The ancient Silk Road town of Herat, “the pearl of Khorasan”, was historically known for its beauty and amazing historical landmarks from the Timurid Renaissance. In later years this war torn third largest city of Afghanistan has been trying to recover from decades of conflict.
Khorasan is Persian and literarily means “sunrise”. That is because the sun rises in the east and Khorasan was the major eastern region of the Persian empires of classical times. Herat, a major centre of art and learning famed for its prosperity and beauty in the Middle Ages, was rightly named a pearl of Khorasan by one of its most famous sons, the legendary poet Rumi whose grave is still preserved in the city.
What I remember best from visiting Herat 25 years ago, spending a few days with the Mujahedin fraction controlling the city and having some time seeing its sights, is the clear, high air, the strange pine tree-lined avenues of its centre and the marks of war in the faces and behaviour of people. They had just defeated the Soviet invaders but at a terrible cost.

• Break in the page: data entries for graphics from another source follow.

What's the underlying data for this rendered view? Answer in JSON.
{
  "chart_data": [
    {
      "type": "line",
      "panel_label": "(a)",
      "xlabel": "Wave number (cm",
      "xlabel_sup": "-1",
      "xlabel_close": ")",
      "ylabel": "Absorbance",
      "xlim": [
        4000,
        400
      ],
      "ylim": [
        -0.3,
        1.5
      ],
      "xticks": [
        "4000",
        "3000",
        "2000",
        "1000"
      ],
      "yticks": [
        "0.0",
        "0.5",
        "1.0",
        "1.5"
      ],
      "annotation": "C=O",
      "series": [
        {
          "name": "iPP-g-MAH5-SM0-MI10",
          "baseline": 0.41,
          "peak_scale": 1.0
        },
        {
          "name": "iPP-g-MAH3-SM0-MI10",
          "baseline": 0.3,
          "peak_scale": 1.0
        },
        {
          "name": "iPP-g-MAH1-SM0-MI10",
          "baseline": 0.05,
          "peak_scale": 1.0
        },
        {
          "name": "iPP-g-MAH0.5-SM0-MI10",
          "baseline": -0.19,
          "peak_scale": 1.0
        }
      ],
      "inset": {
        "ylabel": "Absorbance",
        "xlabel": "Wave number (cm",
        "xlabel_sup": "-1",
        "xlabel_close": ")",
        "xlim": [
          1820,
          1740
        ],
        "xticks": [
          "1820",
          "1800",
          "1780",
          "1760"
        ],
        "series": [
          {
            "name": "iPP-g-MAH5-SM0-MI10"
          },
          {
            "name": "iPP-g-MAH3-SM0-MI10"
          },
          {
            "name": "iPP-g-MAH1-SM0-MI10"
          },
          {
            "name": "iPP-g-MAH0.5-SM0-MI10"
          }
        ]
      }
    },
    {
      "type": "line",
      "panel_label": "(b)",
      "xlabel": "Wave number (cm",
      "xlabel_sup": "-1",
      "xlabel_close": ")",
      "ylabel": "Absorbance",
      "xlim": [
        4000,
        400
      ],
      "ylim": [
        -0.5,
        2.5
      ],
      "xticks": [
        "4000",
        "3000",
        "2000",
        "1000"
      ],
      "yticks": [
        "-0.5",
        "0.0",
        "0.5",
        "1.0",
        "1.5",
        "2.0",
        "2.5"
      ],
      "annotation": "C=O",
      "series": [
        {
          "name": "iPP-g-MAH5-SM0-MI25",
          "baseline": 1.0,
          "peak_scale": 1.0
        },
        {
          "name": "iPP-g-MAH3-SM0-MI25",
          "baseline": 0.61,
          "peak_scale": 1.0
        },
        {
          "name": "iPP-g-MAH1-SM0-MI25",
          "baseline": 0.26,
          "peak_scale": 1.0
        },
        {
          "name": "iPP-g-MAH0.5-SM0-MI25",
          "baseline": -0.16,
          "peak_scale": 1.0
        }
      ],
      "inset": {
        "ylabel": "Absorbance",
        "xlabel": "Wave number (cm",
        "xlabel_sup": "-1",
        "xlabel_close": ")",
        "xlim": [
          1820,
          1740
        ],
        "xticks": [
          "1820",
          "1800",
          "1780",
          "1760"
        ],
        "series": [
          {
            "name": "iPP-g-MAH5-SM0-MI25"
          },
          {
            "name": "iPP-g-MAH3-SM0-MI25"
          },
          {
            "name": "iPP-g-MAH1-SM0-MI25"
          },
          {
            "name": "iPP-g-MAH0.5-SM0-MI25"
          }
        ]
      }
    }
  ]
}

Herat lies on a key historical gateway between Central Asia and the Persian mainland to the west. The army of Alexander the great passed here and later it became a major node on the Silk Road. Most Persian and central Asian empires of old conquered it, a few of them razing it to the ground. It was battered and torn down several times but always rose again. Its golden age was the Middle Ages before being sacked by the Mongols and then a later period as imperial capital of the Timurids who were great patrons of art and science.
Herat is a very likable city. Despite having endured military conflict, looting, and earthquakes, it has a lot to offer the historical traveller.
Just as the city, the citadel of Herat has been built up and torn down many times. Said to have been first established by Alexander, it has been the quarter of countless armies over more than 2 000 years. After decades of neglect it was thoroughly restored in 2006-2011 and is an impressive sight today though perhaps a bit over-restored.
I couldn’t get into the citadel in 1993 since it was in military use, but was left thoroughly in awe by the Friday Mosque of Herat: a famous accomplishment of Timurid architects, a great place for reflection and a feast of stunning glazed tile-decorated iwans and arcades. If you get there don’t miss the craftsmen’s workshop where they make wonderful tiles for the never-ending restoration.
Tomb of Jami
The poet and scholar Jami (Nur ad-Dīn Abd ar-Rahmān Jāmī) was born in present Afghanistan in 1414 and moved to Herat with his parents when very young. He lived and learned here, becoming a celebrated star of the Timurid Renaissance. Jami studied at the local university and held a position at the Timurid imperial court. Jami travelled around but returned to Herat where he died, probably in 1492, and received a stately funeral being buried in the northern part of the present city. The tomb is modest with a finely carved headstone and lies under a tree inside an enclosure.
Musalla complex and tomb of Goharshad
The sad remains of the musalla complex of Herat is by now a small number of minarets and two domed mausoleums. The whole complex once included a grand mosque, a medressa (religious school), more than 20 minarets and more. The musalla complex of Herat was a masterpiece of the Timurid Renaissance comparable to the most awesome Islamic architecture and the Taj Mahal is probably a faint echo of the splendour once seen here.
The musalla complex was commissioned by Goharshad Begum. She ruled the Timurid empire from Herat in the 15th century first together with Shah Rukh, the son of Tamerlane, and after his death by herself. Goharshad is entombed in the largest domed mausoleum still preserved at the site.
The musalla complex should have been world heritage by now and one of the most important historical, architectural and religious sites of all. But the complex was severely damaged by earthquakes and the grand ruins then miserably destroyed by the British army with dynamite in 1885. They blew it up to create a clear line of fire for cannons directed at the assault route of a Russian army that never came. Prints from the late 19th century before the dynamite show the remains of amazing buildings now lost forever.
Herat, the magnificent pearl of Khorasan, will no doubt return again to economic and cultural prosperity when the sun rises again over Afghanistan.